Exploração da mão-de-obra excedente

Você trabalha para Maria, mas o seu patrão é João. Essa ciranda tem nome: É a tal da terceirização.

Na terceirização existem três pessoas envolvidas: o trabalhador, a empresa que o contratou (assinou a sua carteira) e o cliente desta empresa que contratou o trabalhador.

As empresas só podem terceirizar serviços em quatro casos:

• em caso de necessidade de trabalho temporário

• vigilantes bancários

• serviços de higiene e asseio

• nas chamadas "atividades-meio", ou seja, aquelas que não compreendem o serviço ou produto final da empresa ou indústria.

Há muitos empresários que usam do expediente da terceirização para fugir dos compromissos (sociais ou trabalhistas) que seus empregados adquiriram. Aí eles contratam uma empresa de terceirização ou uma cooperativa fajuta, usam o funcionário para desenvolver atividades finais e pagam uma merreca à terceirizadora, além de fugirem de itens como cesta básica, adicionais de insalubridade mais altos, etc.

Se na empresa onde você trabalha há casos de terceirizados que fujam às quatro justificativas para este tipo de contratação, pode ter certeza de que alguém está sendo passado para trás!

Há também muita esperteza por trás de empresas de trabalhadores temporários. Só há dois fatos que justificam a contratação de trabalhador temporário:

• quando a empresa tem uma necessidade urgente e inesperada de mão-de-obra.

• quando um funcionário da empresa se ausenta por motivo de força maior, como por exemplo: doença, licença por acidente no trabalho, etc.

O trabalhador contratado temporariamente não pode ganhar menos que os outros funcionários que desempenham função igual.

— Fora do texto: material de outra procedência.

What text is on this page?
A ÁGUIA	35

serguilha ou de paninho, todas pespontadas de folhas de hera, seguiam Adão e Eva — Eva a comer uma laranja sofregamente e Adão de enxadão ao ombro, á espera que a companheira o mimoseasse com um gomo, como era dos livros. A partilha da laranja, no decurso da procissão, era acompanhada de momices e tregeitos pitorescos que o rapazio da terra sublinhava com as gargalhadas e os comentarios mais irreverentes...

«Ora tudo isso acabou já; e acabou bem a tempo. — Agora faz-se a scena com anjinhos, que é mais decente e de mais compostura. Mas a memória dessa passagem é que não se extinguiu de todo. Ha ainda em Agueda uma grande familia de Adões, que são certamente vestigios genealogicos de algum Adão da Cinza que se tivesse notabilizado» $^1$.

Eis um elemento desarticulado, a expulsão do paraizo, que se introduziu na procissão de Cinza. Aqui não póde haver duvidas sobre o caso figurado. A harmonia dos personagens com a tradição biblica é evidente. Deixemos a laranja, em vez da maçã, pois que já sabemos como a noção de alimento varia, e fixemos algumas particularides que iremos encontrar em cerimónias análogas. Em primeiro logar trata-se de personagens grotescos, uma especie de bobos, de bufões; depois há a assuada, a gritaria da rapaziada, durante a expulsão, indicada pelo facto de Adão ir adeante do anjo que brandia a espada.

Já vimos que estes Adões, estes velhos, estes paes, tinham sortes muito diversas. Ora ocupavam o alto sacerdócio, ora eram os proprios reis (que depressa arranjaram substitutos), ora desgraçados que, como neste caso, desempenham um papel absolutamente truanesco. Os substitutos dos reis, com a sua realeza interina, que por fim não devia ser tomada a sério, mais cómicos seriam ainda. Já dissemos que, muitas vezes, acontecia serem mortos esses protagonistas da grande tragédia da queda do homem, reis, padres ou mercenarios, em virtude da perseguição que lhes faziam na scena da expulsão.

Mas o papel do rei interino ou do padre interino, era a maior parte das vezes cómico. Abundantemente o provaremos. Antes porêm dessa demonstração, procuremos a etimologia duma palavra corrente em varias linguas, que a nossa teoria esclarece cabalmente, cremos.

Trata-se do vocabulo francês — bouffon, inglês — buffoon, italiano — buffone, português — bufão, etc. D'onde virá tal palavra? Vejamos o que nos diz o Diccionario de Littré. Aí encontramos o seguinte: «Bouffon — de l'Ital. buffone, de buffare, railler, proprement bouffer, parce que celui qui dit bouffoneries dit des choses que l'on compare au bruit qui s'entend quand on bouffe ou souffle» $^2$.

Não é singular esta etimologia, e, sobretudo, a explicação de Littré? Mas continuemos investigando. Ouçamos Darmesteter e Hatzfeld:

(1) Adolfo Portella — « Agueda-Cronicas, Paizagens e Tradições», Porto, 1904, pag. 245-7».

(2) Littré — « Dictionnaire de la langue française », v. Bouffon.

Atenção para as Cooperativas

Não há vínculo de trabalho entre a cooperativa e seus cooperados. O artigo 442 da Consolidação das Leis do Trabalho - CLT diz: "qualquer que seja o ramo de atividade da sociedade cooperativa, não existe vínculo empregatício entre ela e seus associados, nem entre estes e os tomadores de serviços daquela". Com isso fica favorecida a terceirização, pois não há possibilidade de o trabalhador cooperado conseguir um vínculo empregatício com a empresa tomadora de serviços, cujo contrato é com a cooperativa.

Ora, se essa situação se dá por livre e espontânea vontade do trabalhador, por ele considerar melhor o trabalho sem vínculo empregatício, então fica tudo bem. Há, no entanto, relatos de trabalhadores que, procurando emprego em grandes empresas, foram por elas encaminhados a "cooperativas de trabalho" onde, sem sequer saber o que significa o cooperativismo, tiveram que assinar uma ficha de associação e, só então, foram reconduzidos para a empresa que os contratou sem vínculo empregatício. Não permita que seus direitos trabalhistas sejam arrancados de você. Denuncie os abusos.